Albendazole is classified as an anthelmintic in the benzimidazole subclass.

• Known hypersensitivity to albendazole or other benzimidazole derivatives.
• Pregnancy, especially during the first trimester, unless treatment is clearly justified.
• Clinically significant, uncontrolled liver disease.

Albendazole may cause hepatotoxicity. Liver function tests should be done before starting therapy and periodically during prolonged or repeated courses. Rarely, albendazole can cause bone marrow suppression, including leukopenia and pancytopenia. Periodic complete blood counts are recommended for prolonged or high-dose regimens. When treating neurocysticercosis, inflammation due to dying cysts can raise intracranial pressure and worsen neurologic symptoms. Corticosteroids and anticonvulsants should be used as indicated. Patients should be screened for ocular cysticercosis before treatment because treatment may cause retinal damage if ocular cysts are present.

Common Side Effects:

• Abdominal pain, nausea, vomiting.
• Headache, dizziness.
• Transient elevation of liver enzymes.

Serious or Rare Side Effects:

• Hepatitis and, rarely, acute liver failure.
• Bone marrow suppression, including leukopenia and pancytopenia.
• Hypersensitivity reactions such as rash, itching, or very rarely, anaphylaxis.
• Worsening neurologic symptoms when treating neurocysticercosis due to inflammatory response.

Most side effects are mild and transient. Liver enzyme elevations usually resolve when treatment is stopped. Serious blood disorders are rare but require immediate medical attention.

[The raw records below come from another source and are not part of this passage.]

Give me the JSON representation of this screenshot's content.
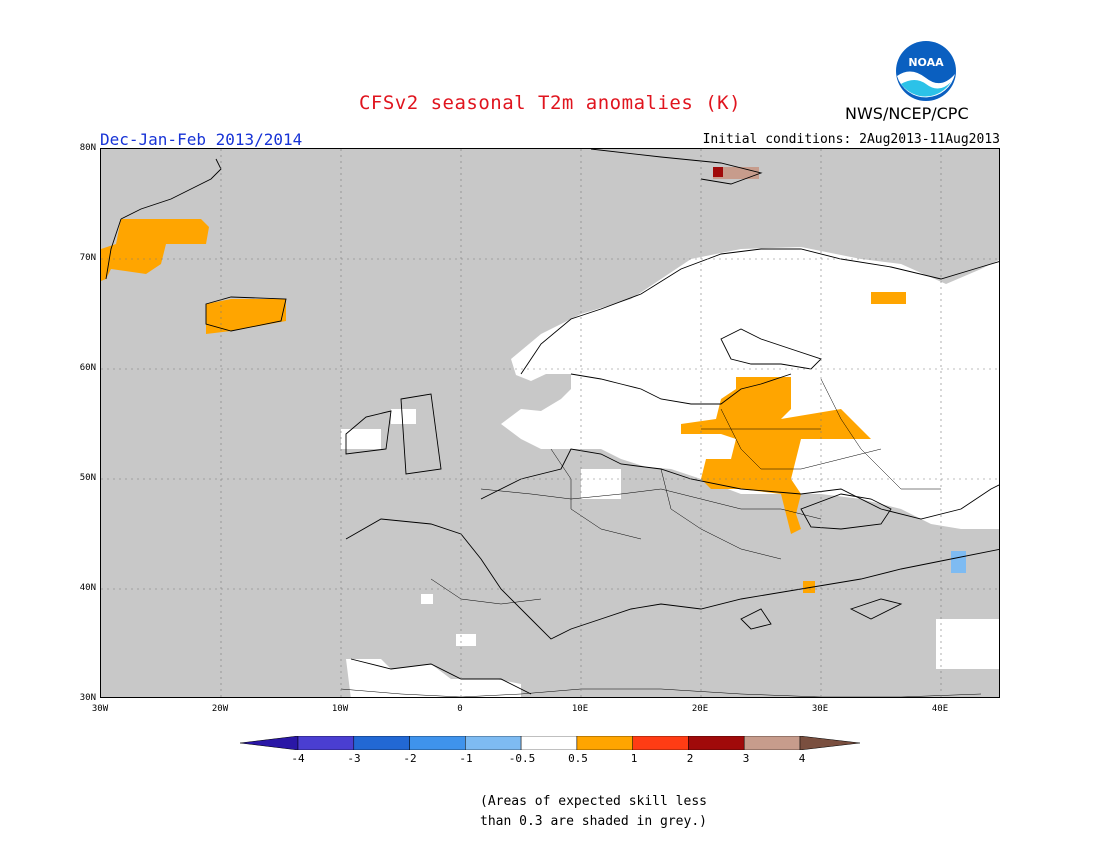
{
  "title": "CFSv2 seasonal T2m anomalies (K)",
  "organization": "NWS/NCEP/CPC",
  "logo_text": "NOAA",
  "season": "Dec-Jan-Feb 2013/2014",
  "initial_conditions": "Initial conditions: 2Aug2013-11Aug2013",
  "lat_ticks": [
    "80N",
    "70N",
    "60N",
    "50N",
    "40N",
    "30N"
  ],
  "lon_ticks": [
    "30W",
    "20W",
    "10W",
    "0",
    "10E",
    "20E",
    "30E",
    "40E"
  ],
  "note_line1": "(Areas of expected skill less",
  "note_line2": "than 0.3 are shaded in grey.)",
  "legend": {
    "labels": [
      "-4",
      "-3",
      "-2",
      "-1",
      "-0.5",
      "0.5",
      "1",
      "2",
      "3",
      "4"
    ],
    "colors": [
      "#2a17a6",
      "#4a3ed1",
      "#2268d4",
      "#3f93ec",
      "#7ebbf2",
      "#ffffff",
      "#ffa500",
      "#ff3c14",
      "#a00a0a",
      "#c79c8c",
      "#7a4f3f"
    ]
  },
  "colors": {
    "skill_grey": "#c8c8c8",
    "land_white": "#ffffff",
    "warm_anomaly": "#ffa500",
    "title_red": "#e0141e",
    "season_blue": "#1733d6"
  }
}
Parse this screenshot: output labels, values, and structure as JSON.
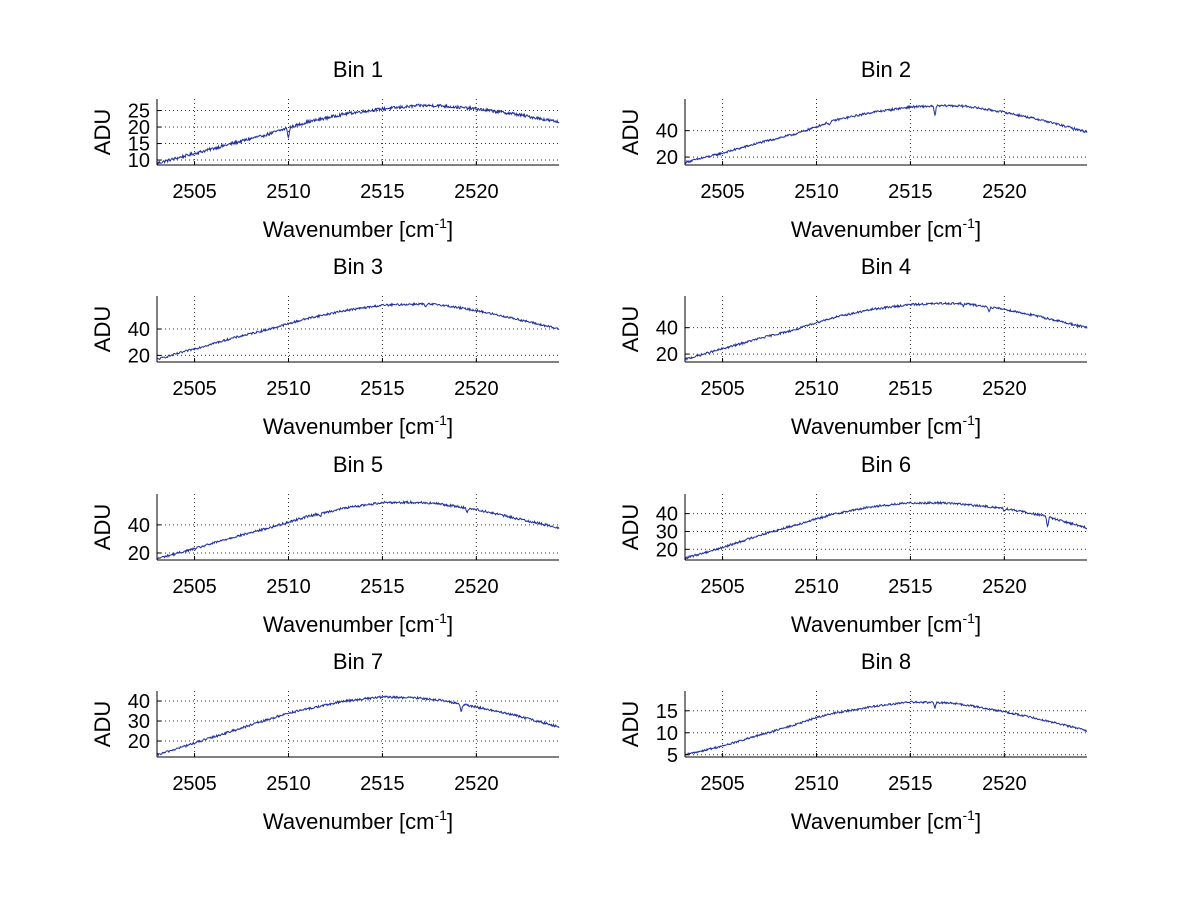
{
  "figure": {
    "background": "#ffffff",
    "line_color": "#1f2f9e",
    "grid_color": "#333333"
  },
  "chart_data": [
    {
      "type": "line",
      "title": "Bin 1",
      "xlabel": "Wavenumber [cm",
      "xlabel_sup": "-1",
      "xlabel_close": "]",
      "ylabel": "ADU",
      "xlim": [
        2503,
        2524.4
      ],
      "ylim": [
        8.5,
        28.5
      ],
      "xticks": [
        2505,
        2510,
        2515,
        2520
      ],
      "yticks": [
        10,
        15,
        20,
        25
      ],
      "grid": true,
      "noise": 0.45,
      "series": [
        {
          "x": [
            2503,
            2505,
            2507,
            2509,
            2510,
            2511,
            2513,
            2515,
            2517,
            2518,
            2520,
            2522,
            2524.4
          ],
          "y": [
            9,
            12,
            15,
            18,
            19.8,
            21.5,
            24,
            25.5,
            26.5,
            26.5,
            25.5,
            24,
            21.5
          ]
        }
      ],
      "dips": [
        [
          2510,
          -3.0
        ],
        [
          2508.6,
          -0.8
        ]
      ]
    },
    {
      "type": "line",
      "title": "Bin 2",
      "xlabel": "Wavenumber [cm",
      "xlabel_sup": "-1",
      "xlabel_close": "]",
      "ylabel": "ADU",
      "xlim": [
        2503,
        2524.4
      ],
      "ylim": [
        14,
        64
      ],
      "xticks": [
        2505,
        2510,
        2515,
        2520
      ],
      "yticks": [
        20,
        40
      ],
      "grid": true,
      "noise": 0.8,
      "series": [
        {
          "x": [
            2503,
            2505,
            2507,
            2509,
            2510,
            2511,
            2513,
            2515,
            2517,
            2518,
            2520,
            2522,
            2524.4
          ],
          "y": [
            16,
            23,
            31,
            38,
            43,
            48,
            54,
            58,
            59,
            58.5,
            54,
            48,
            39
          ]
        }
      ],
      "dips": [
        [
          2516.3,
          -7.0
        ],
        [
          2510.7,
          -2.0
        ]
      ]
    },
    {
      "type": "line",
      "title": "Bin 3",
      "xlabel": "Wavenumber [cm",
      "xlabel_sup": "-1",
      "xlabel_close": "]",
      "ylabel": "ADU",
      "xlim": [
        2503,
        2524.4
      ],
      "ylim": [
        15,
        65
      ],
      "xticks": [
        2505,
        2510,
        2515,
        2520
      ],
      "yticks": [
        20,
        40
      ],
      "grid": true,
      "noise": 0.8,
      "series": [
        {
          "x": [
            2503,
            2505,
            2507,
            2509,
            2510,
            2511,
            2513,
            2515,
            2517,
            2518,
            2520,
            2522,
            2524.4
          ],
          "y": [
            17,
            25,
            33,
            40,
            44,
            48,
            54,
            58,
            59,
            58.5,
            54,
            48,
            40
          ]
        }
      ],
      "dips": [
        [
          2517.3,
          -2.5
        ]
      ]
    },
    {
      "type": "line",
      "title": "Bin 4",
      "xlabel": "Wavenumber [cm",
      "xlabel_sup": "-1",
      "xlabel_close": "]",
      "ylabel": "ADU",
      "xlim": [
        2503,
        2524.4
      ],
      "ylim": [
        14,
        64
      ],
      "xticks": [
        2505,
        2510,
        2515,
        2520
      ],
      "yticks": [
        20,
        40
      ],
      "grid": true,
      "noise": 0.8,
      "series": [
        {
          "x": [
            2503,
            2505,
            2507,
            2509,
            2510,
            2511,
            2513,
            2515,
            2517,
            2518,
            2520,
            2522,
            2524.4
          ],
          "y": [
            16,
            24,
            32,
            39,
            44,
            48,
            54,
            57.5,
            58.5,
            58,
            54,
            48,
            40
          ]
        }
      ],
      "dips": [
        [
          2519.2,
          -3.0
        ],
        [
          2517.8,
          -1.5
        ]
      ]
    },
    {
      "type": "line",
      "title": "Bin 5",
      "xlabel": "Wavenumber [cm",
      "xlabel_sup": "-1",
      "xlabel_close": "]",
      "ylabel": "ADU",
      "xlim": [
        2503,
        2524.4
      ],
      "ylim": [
        15,
        62
      ],
      "xticks": [
        2505,
        2510,
        2515,
        2520
      ],
      "yticks": [
        20,
        40
      ],
      "grid": true,
      "noise": 0.8,
      "series": [
        {
          "x": [
            2503,
            2505,
            2507,
            2509,
            2510,
            2511,
            2513,
            2515,
            2517,
            2518,
            2520,
            2522,
            2524.4
          ],
          "y": [
            16,
            23,
            31,
            38,
            42,
            46,
            52,
            56,
            56,
            55,
            51,
            45,
            38
          ]
        }
      ],
      "dips": [
        [
          2519.5,
          -3.0
        ],
        [
          2511.7,
          -2.0
        ]
      ]
    },
    {
      "type": "line",
      "title": "Bin 6",
      "xlabel": "Wavenumber [cm",
      "xlabel_sup": "-1",
      "xlabel_close": "]",
      "ylabel": "ADU",
      "xlim": [
        2503,
        2524.4
      ],
      "ylim": [
        14,
        51
      ],
      "xticks": [
        2505,
        2510,
        2515,
        2520
      ],
      "yticks": [
        20,
        30,
        40
      ],
      "grid": true,
      "noise": 0.6,
      "series": [
        {
          "x": [
            2503,
            2505,
            2507,
            2509,
            2510,
            2511,
            2513,
            2515,
            2517,
            2518,
            2520,
            2522,
            2524.4
          ],
          "y": [
            15,
            21,
            28,
            34,
            37,
            40,
            44,
            46,
            46,
            45,
            43,
            39,
            32
          ]
        }
      ],
      "dips": [
        [
          2522.3,
          -5.0
        ],
        [
          2520,
          -2.0
        ]
      ]
    },
    {
      "type": "line",
      "title": "Bin 7",
      "xlabel": "Wavenumber [cm",
      "xlabel_sup": "-1",
      "xlabel_close": "]",
      "ylabel": "ADU",
      "xlim": [
        2503,
        2524.4
      ],
      "ylim": [
        12,
        45
      ],
      "xticks": [
        2505,
        2510,
        2515,
        2520
      ],
      "yticks": [
        20,
        30,
        40
      ],
      "grid": true,
      "noise": 0.55,
      "series": [
        {
          "x": [
            2503,
            2505,
            2507,
            2509,
            2510,
            2511,
            2513,
            2515,
            2517,
            2518,
            2520,
            2522,
            2524.4
          ],
          "y": [
            13,
            19,
            25,
            31,
            34,
            36,
            40,
            42,
            41.5,
            40.5,
            37,
            33,
            27
          ]
        }
      ],
      "dips": [
        [
          2519.2,
          -3.5
        ]
      ]
    },
    {
      "type": "line",
      "title": "Bin 8",
      "xlabel": "Wavenumber [cm",
      "xlabel_sup": "-1",
      "xlabel_close": "]",
      "ylabel": "ADU",
      "xlim": [
        2503,
        2524.4
      ],
      "ylim": [
        4.5,
        19.5
      ],
      "xticks": [
        2505,
        2510,
        2515,
        2520
      ],
      "yticks": [
        5,
        10,
        15
      ],
      "grid": true,
      "noise": 0.22,
      "series": [
        {
          "x": [
            2503,
            2505,
            2507,
            2509,
            2510,
            2511,
            2513,
            2515,
            2517,
            2518,
            2520,
            2522,
            2524.4
          ],
          "y": [
            5,
            7,
            9.5,
            12,
            13.5,
            14.5,
            16,
            17,
            16.8,
            16.3,
            14.8,
            13,
            10.5
          ]
        }
      ],
      "dips": [
        [
          2516.3,
          -1.2
        ]
      ]
    }
  ]
}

Albendazole’s active metabolite levels may be increased by drugs such as cimetidine, dexamethasone, or praziquantel, which inhibit its metabolism. Grapefruit juice may also raise systemic levels and should be avoided in excess. Drugs that induce liver enzymes — such as carbamazepine, phenytoin, phenobarbital, or rifampin — can reduce albendazole’s effectiveness by speeding up its metabolism. Alcohol does not directly interact but may increase liver strain and should be limited during treatment.

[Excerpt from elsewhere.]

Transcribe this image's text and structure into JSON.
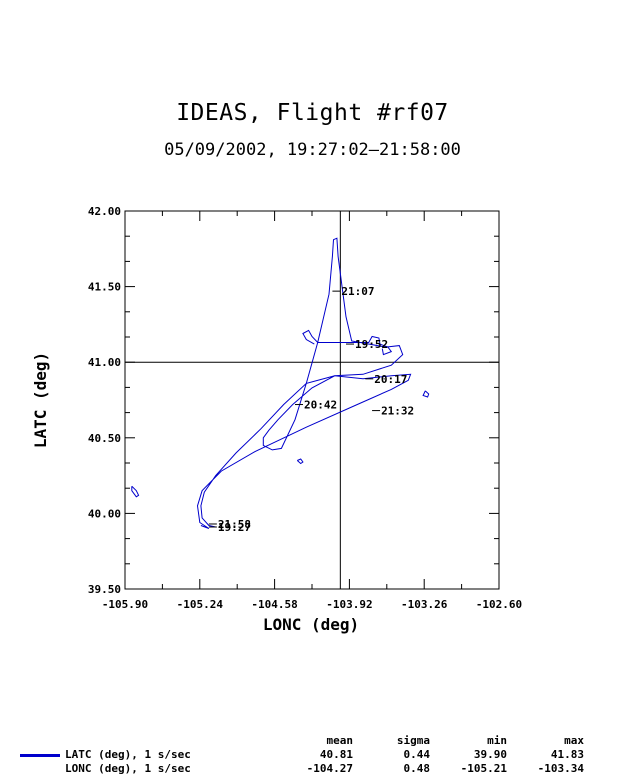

According to recent WHO guidelines, albendazole remains a first-line medicine for mass deworming to control soil-transmitted helminths and is also used in combination therapies for lymphatic filariasis elimination programs. No major recent FDA label changes have occurred. Current best practices emphasize liver function monitoring and blood counts for prolonged or repeated treatment courses.

Store albendazole at controlled room temperature, ideally between 20°C and 25°C (68°F and 77°F). Short-term storage between 15°C and 30°C (59°F and 86°F) is acceptable. Keep the medication tightly closed in its original container and protect it from moisture and light. Do not freeze. No reconstitution is needed for tablets or chewable forms.